- Mark Carney, primeiro-ministro do Canadá, afirmou num discurso em vídeo que os laços económicos com os Estados Unidos deixaram de ser uma força e passaram a ser uma fraqueza que é preciso corrigir.
- Disse que o mundo está mais perigoso e dividido e que os Estados Unidos mudaram a sua abordagem ao comércio, incluindo direitos aduaneiros elevados.
- Afirmou que as tarifas implementadas pelo presidente Donald Trump afetaram trabalhadores das indústrias automóvel e siderúrgia e que as empresas retêm investimentos devido à incerteza.
- Anunciou planos para diversificar a economia canadiana, atrair novos investimentos, aumentar a produção de energia limpa, reduzir barreiras comerciais e ampliar investimentos na defesa, habitação e redução de impostos.
- Encerrou sublinhando que o Canadá deve cuidar de si próprio, controlar a segurança e o futuro, sem esperar que os Estados Unidos voltem ao normal.
O primeiro-ministro canadiano Mark Carney afirmou num discurso em vídeo divulgado no domingo que os laços económicos com os Estados Unidos, outrora uma força para o Canadá, se tornaram uma fraqueza que exige correção. A intervenção ocorreu numa altura em que o país procura diversificar a sua economia face a mudanças na política comercial norte-americana.
Carney disse que não é viável fundamentar o futuro do Canadá na expectativa de retorno pleno de um antigo parceiro comercial e defendeu medidas ativas para proteger o país de perturbações decorrentes da administração Trump. O discurso teve duração de cerca de 10 minutos.
O dirigente destacou que o governo canadiano procura atrair novos investimentos e firmar acordos com outras nações, para reduzir a dependência dos EUA. O objetivo passa por fortalecer setores estratégicos e diversificar relações comerciais.
Atribuindo valor à segurança económica, Carney indicou que as tarifas impostas pelos EUA impactam a indústria automóvel e siderúrgia, e que a incerteza afeta decisões de investimento.
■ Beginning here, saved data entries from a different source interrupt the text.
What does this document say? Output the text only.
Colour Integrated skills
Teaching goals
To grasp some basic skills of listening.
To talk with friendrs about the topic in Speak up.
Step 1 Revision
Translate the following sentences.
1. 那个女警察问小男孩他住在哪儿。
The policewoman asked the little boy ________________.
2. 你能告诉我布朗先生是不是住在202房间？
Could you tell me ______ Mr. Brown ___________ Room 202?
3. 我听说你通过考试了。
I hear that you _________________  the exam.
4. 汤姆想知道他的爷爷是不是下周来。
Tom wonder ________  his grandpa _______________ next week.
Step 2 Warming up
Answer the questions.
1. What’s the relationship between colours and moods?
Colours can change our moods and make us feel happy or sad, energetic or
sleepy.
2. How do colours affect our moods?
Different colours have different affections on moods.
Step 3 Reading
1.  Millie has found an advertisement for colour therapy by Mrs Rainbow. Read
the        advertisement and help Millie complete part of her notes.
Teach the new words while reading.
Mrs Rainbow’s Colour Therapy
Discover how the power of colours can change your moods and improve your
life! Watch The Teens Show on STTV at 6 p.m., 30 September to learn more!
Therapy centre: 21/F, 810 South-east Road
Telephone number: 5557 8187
O tom foi de reconhecimento dos riscos, sem prometer soluções imediatas.
O discurso também mencionou planos para ampliar a produção de energia limpa, reduzir barreiras ao comércio e aumentar o gasto público em defesa, habitação e impostos, como parte de uma estratégia de maior autossuficiência económica. As medidas visam reduzir vulnerabilidades externas.
Carney, que já ocupou posições de governança em bancos centrais, sinalizou que o Canadá precisa agir para manter a estabilidade econômica. Em Davos, o ano passado, já tinha defendido a necessidade de resistir a pressões econômicas de potências maiores, o que contextualiza o tom atual.
O artigo nota que o tema ocorre dias após Carney obter um governo maioritário, em meio a pressões dos conservadores para apresentar um acordo comercial com os EUA. O objetivo é avançar com políticas de diversificação sem depender exclusivamente do vizinho do sul.